The CCPA gives California residents important new rights in relation to their personal data. Like the GDPR, the CCPA also appears to have extra-territorial effect (see below for further discussion), and organisations should therefore conduct an analysis to confirm whether they will fall within remit of the CCPA and if so, what steps, if any, they need to take towards compliance.
The Basics
The CCPA provides protections and rights in relation to the “personal information” of California residents. A California resident is defined as: (i) an individual who is in the State for other than a temporary or transitory purpose; or (ii) an individual who is domiciled in the State who is outside the State for a temporary or transitory purpose. In the simplest terms, a resident is an individual who lives in California and the rights provided under the CCPA do not cease to exist when the individual leaves California for a provisional period, such as a holiday. However, the CCPA caveats this slightly by clarifying that it does not apply to the collection or sale of personal information “if every aspect of that commercial conduct takes place wholly outside of California”.[1]
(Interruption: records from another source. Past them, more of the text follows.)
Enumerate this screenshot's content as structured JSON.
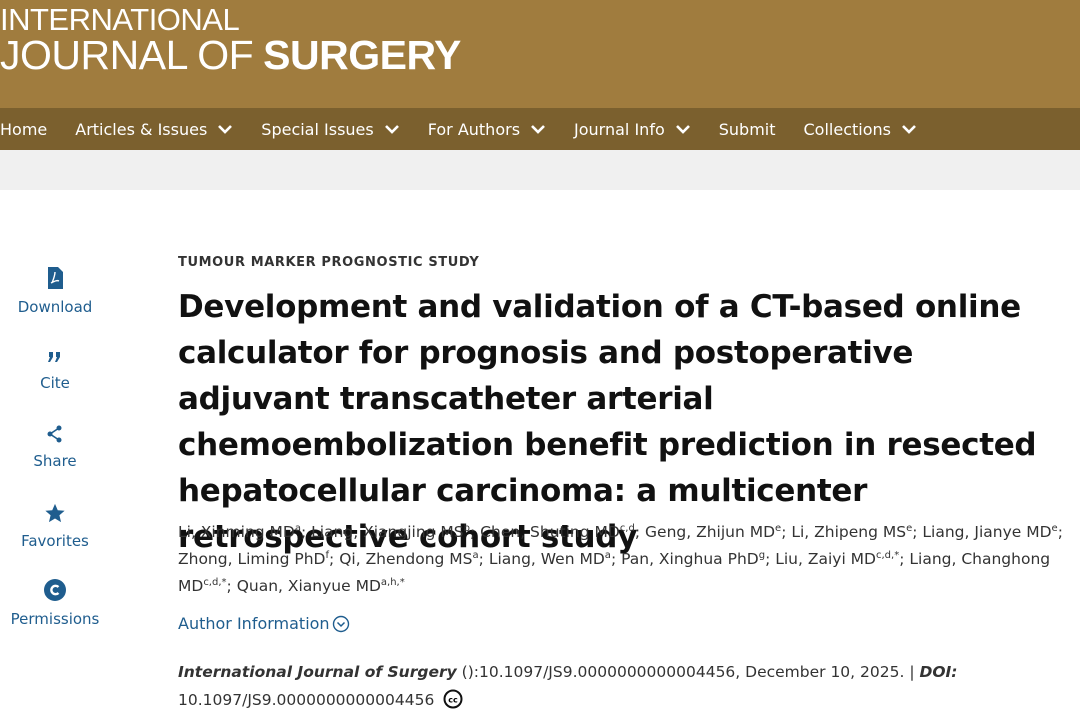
{
  "header": {
    "logo_line1": "INTERNATIONAL",
    "logo_line2_light": "JOURNAL OF",
    "logo_line2_bold": "SURGERY"
  },
  "nav": [
    {
      "label": "Home",
      "has_menu": false
    },
    {
      "label": "Articles & Issues",
      "has_menu": true
    },
    {
      "label": "Special Issues",
      "has_menu": true
    },
    {
      "label": "For Authors",
      "has_menu": true
    },
    {
      "label": "Journal Info",
      "has_menu": true
    },
    {
      "label": "Submit",
      "has_menu": false
    },
    {
      "label": "Collections",
      "has_menu": true
    }
  ],
  "sidebar": [
    "Download",
    "Cite",
    "Share",
    "Favorites",
    "Permissions"
  ],
  "article": {
    "section": "TUMOUR MARKER PROGNOSTIC STUDY",
    "title": "Development and validation of a CT-based online calculator for prognosis and postoperative adjuvant transcatheter arterial chemoembolization benefit prediction in resected hepatocellular carcinoma: a multicenter retrospective cohort study",
    "authors": [
      {
        "name": "Li, Xinming MD",
        "sup": "a",
        "punct": ";"
      },
      {
        "name": "Liang, Xiangjing MS",
        "sup": "b",
        "punct": ";"
      },
      {
        "name": "Chen, Shuting MD",
        "sup": "c,d",
        "punct": ";"
      },
      {
        "name": "Geng, Zhijun MD",
        "sup": "e",
        "punct": ";"
      },
      {
        "name": "Li, Zhipeng MS",
        "sup": "e",
        "punct": ";"
      },
      {
        "name": "Liang, Jianye MD",
        "sup": "e",
        "punct": ";"
      },
      {
        "name": "Zhong, Liming PhD",
        "sup": "f",
        "punct": ";"
      },
      {
        "name": "Qi, Zhendong MS",
        "sup": "a",
        "punct": ";"
      },
      {
        "name": "Liang, Wen MD",
        "sup": "a",
        "punct": ";"
      },
      {
        "name": "Pan, Xinghua PhD",
        "sup": "g",
        "punct": ";"
      },
      {
        "name": "Liu, Zaiyi MD",
        "sup": "c,d,*",
        "punct": ";"
      },
      {
        "name": "Liang, Changhong MD",
        "sup": "c,d,*",
        "punct": ";"
      },
      {
        "name": "Quan, Xianyue MD",
        "sup": "a,h,*"
      }
    ],
    "author_info": "Author Information",
    "journal": "International Journal of Surgery",
    "citation": "():10.1097/JS9.0000000000004456, December 10, 2025. |",
    "doi_label": "DOI:",
    "doi": "10.1097/JS9.0000000000004456"
  }
}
The definition of “resident” is different to that of the “data subject” under the GDPR. Unlike the CCPA, the GDPR does not, by default, link applicability of its provisions to the geographical location of the data subject—if an organisation is based in the EU and processes personal data of data subjects based outside the EU, such organisation would have to comply with the GDPR.
The CCPA requires that an organisation “do [ ] business in the State of California” for it to apply. The phrase “doing business in the State of California” is not defined in the CCPA, though the best interpretation of the CCPA’s reach is that it can apply to businesses without a physical presence in California so long as they collect the personal information of California residents, as defined above. The CCPA could therefore apply, for example (subject to satisfying the additional criteria identified below), to an online retailer based in the UK that markets and sells its goods globally, including to California residents.
The definition of “personal information” under the CCPA, whilst worded differently, is consistent with the definition of “personal data” under the GDPR. “Personal information” is defined in the CCPA as “information that identifies, relates to, describes, is reasonably capable of being associated with, or could reasonably be linked, directly or indirectly, with a particular consumer or household.”
Who must comply?
In order to fall within the scope of the CCPA, an organisation must:
collect the personal information of California residents (either directly or through a third party);
be “for-profit”, therefore excluding, for example, not-for-profit charities or public authorities;
“do [ ] business in the State of California”;
determine the purposes and means of processing, like a controller under the GDPR; and
meet one of the following conditions:
the business must generate annual gross revenue in excess of $25 million;
the business must receive or share personal information of more than 50,000 California residents annually; or
the business must derive at least 50 percent of its annual revenue by selling the personal information of California residents,
or any entity that controls or is controlled by a business that meets the requirements above, and that shares common branding with such a business.
[1] “if the business collected that information while the consumer was outside of California, no part of the sale of the consumer’s personal information occurred in California, and no personal information collected while the consumer was in California is sold.”Cal. Civ. Code § 1798.145(a)(6).